Baca berita tanpa iklan. Gabung Kompas.com+
Salin Artikel

Mau Kredit Mobil atau Rumah Tanpa DP? Cek Dulu Angsuran Bulanannya

Kebijakan ini diterapkan untuk menggenjot pertumbuhan kredit perbankan dan kembali menggeliatkan perekonomian Indonesia. Namun sebelum memproses pengajuan kredit, ada sejumlah hal yang perlu dipikirkan.

Jika pengajuan kredit kamu disetujui, memang benar kamu langsung punya motor, mobil, atau rumah. Tapi jangan lupa ada angsuran yang tetap harus dibayar tiap bulannya.

Umumnya, besaran angsuran per bulan dipengaruhi oleh besarnya DP, nilai pokok pinjaman, suku bunga kredit, dan lamanya tenor pinjaman. Dengan mengajukan kredit tanpa DP, praktis besaran angsuran per bulan akan semakin mahal.

Hal tersebut juga akan berdampak pada melambungnya total bunga yang harus dibayarkan per bulannya bersamaan dengan nilai pokok pinjaman.

Tingginya suku bunga kredit inilah yang diketahui banyak membuat orang masih terkesan malas mengajukan pembiayaan atau kredit. Hal ini tercermin dari Survei Permintaan dan Penawaran Pembiayaan Perbankan Januari 2021 yang baru saja dirilis Bank Indonesia.

Dari survei itu terungkap bahwa penambahan pembiayaan rumah tangga pada 3 dan 6 bulan ke depan diproyeksi masih terbatas. Persentase responden rumah tangga yang menyatakan melakukan penambahan utang pada Januari 2021 tercatat sebanyak 13,4 persen dari total responden, naik sedikit dari 10,3 persen pada bulan sebelumnya.

“Sementara itu, responden rumah tangga yang menyatakan tidak melakukan penambahan pembiayaan tercatat sebesar 86,6 persen dari total responden,” bunyi hasil survei itu, dikutip ulang pada Minggu (21/2/2021).

Dari terbatasnya porsi permintaan pembiayaan itu, jenis Kredit Multi Guna (KMG) paling banyak diajukan, dengan pangsa sebesar 35,8 persen dari total pengajuan pembiayaan. Selanjutnya pengajuan Kredit Kendaraan Bermotor (KKB) dan Kredit Kepemilikan Rumah (KPR) masing-masing sebesar 23,8 persen dan 11,5 persen dari total pengajuan kredit pada Januari 2021.

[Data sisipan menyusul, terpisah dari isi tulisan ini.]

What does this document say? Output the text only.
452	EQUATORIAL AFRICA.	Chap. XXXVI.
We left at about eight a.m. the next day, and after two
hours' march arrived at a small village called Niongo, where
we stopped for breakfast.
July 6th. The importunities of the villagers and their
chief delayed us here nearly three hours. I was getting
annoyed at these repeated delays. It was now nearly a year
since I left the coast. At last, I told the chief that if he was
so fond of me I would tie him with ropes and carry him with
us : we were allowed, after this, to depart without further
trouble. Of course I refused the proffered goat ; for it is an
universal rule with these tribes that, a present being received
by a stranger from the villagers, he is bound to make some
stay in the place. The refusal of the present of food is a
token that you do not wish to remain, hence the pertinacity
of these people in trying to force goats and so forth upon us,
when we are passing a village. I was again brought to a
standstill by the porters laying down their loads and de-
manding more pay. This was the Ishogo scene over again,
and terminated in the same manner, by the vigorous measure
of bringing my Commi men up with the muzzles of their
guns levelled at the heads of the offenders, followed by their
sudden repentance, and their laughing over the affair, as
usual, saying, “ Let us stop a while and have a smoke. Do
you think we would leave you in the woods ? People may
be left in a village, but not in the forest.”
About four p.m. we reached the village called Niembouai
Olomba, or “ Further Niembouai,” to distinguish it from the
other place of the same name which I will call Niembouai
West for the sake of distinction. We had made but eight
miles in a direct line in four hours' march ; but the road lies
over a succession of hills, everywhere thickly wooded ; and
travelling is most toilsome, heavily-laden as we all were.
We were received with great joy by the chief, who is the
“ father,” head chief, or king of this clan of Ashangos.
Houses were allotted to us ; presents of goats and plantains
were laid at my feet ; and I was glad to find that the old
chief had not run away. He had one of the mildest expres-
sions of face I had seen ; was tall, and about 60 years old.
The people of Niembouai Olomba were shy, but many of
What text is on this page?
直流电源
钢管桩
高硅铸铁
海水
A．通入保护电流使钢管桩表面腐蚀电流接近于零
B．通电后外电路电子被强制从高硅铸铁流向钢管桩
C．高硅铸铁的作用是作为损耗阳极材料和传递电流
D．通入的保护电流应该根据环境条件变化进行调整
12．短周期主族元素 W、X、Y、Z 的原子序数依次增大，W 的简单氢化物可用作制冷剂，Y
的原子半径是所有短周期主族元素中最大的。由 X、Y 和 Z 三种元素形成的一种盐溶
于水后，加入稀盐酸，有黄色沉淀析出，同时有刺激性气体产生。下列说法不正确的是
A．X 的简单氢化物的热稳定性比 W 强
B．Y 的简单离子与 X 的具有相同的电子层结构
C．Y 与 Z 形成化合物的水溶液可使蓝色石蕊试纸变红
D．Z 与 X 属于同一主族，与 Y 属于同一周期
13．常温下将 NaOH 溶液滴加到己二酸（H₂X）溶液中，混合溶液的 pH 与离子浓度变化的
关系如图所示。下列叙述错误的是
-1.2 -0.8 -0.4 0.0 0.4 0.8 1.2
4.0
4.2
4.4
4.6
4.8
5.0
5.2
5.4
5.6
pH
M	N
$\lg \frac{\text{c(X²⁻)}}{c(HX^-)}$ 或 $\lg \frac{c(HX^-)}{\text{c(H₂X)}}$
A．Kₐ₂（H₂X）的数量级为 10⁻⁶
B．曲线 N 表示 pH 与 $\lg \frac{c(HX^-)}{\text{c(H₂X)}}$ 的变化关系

Ditinjau menurut tingkat pengeluaran responden, pengajuan pembiayaan pada Januari 2021 paling banyak diajukan oleh rumah tangga dengan tingkat pengeluaran Rp 1-3 juta per bulan (49,9 persen), diikuti oleh rumah tangga dengan pengeluaran di atas Rp 5 juta per bulan.

Pengajuan dari kedua kelompok tingkat pengeluaran tersebut meningkat dibandingkan pengajuan pada Desember. Di sisi lain, pangsa pengajuan pembiayaan pada rumah tangga dengan pengeluaran Rp 3-5 juta per bulan menurun dari 41,1 persen menjadi 35,5 persen.

“Menurut responden rumah tangga, tingkat suku bunga masih menjadi aspek pertimbangan utama dalam pengajuan pembiayaan pada Januari 2021 (pangsa 48 persen). Faktor lainnya yang berpengaruh antara lain faktor persetujuan dari lembaga peminjam (pangsa 13,8 persen) serta administrasi (pangsa 13,0 persen),” tulis hasil survei itu.


Berapa besaran bunga kredit bank?

Belum lama ini, BI merilis publikasi bertajuk “Asesmen Transmisi Suku Bunga Acuan kepada Suku Bunga Kredit Perbankan”, yang bertujuan untuk memperkuat dan mempercepat transmisi kebijakan moneter dan makroprudensial BI.

Dari publikasi itu terungkap Suku Bunga Dasar Kredit (SBDK) masih cenderung lambat turun mendekati suku bunga acuan bank sentral. SBDK ini digunakan sebagai dasar penetapan suku bunga kredit yang akan dikenakan pada nasabah.

Hanya saja, penetapan suku bunga kredit juga memperhitungkan estimasi premi risiko. Dengan demikian, besarnya suku bunga kredit yang dikenakan kepada debitur belum tentu sama dengan SBDK.

BI mengungkapkan, respons suku bunga kredit terhadap penurunan suku bunga kebijakan dan tingginya likuiditas perbankan masih terbatas. Hal ini tecermin dari pergerakan SBDK yang masih sangat rigid dalam merespons penurunan suku bunga kebijakan.

“Penurunan suku bunga BI7DRR sebesar 225 bps sejak bulan Juni 2019 baru direspons dengan penurunan SBDK yang hanya sebesar 116 bps. Hal ini menyebabkan spread SBDK terhadap BI7DRR cenderung melebar dari sebesar 5,27 persen pada Juni 2019 menjadi sebesar 6,36 persen pada Desember 2020,” tulis BI, dikutip ulang pada Minggu (21/2/2021).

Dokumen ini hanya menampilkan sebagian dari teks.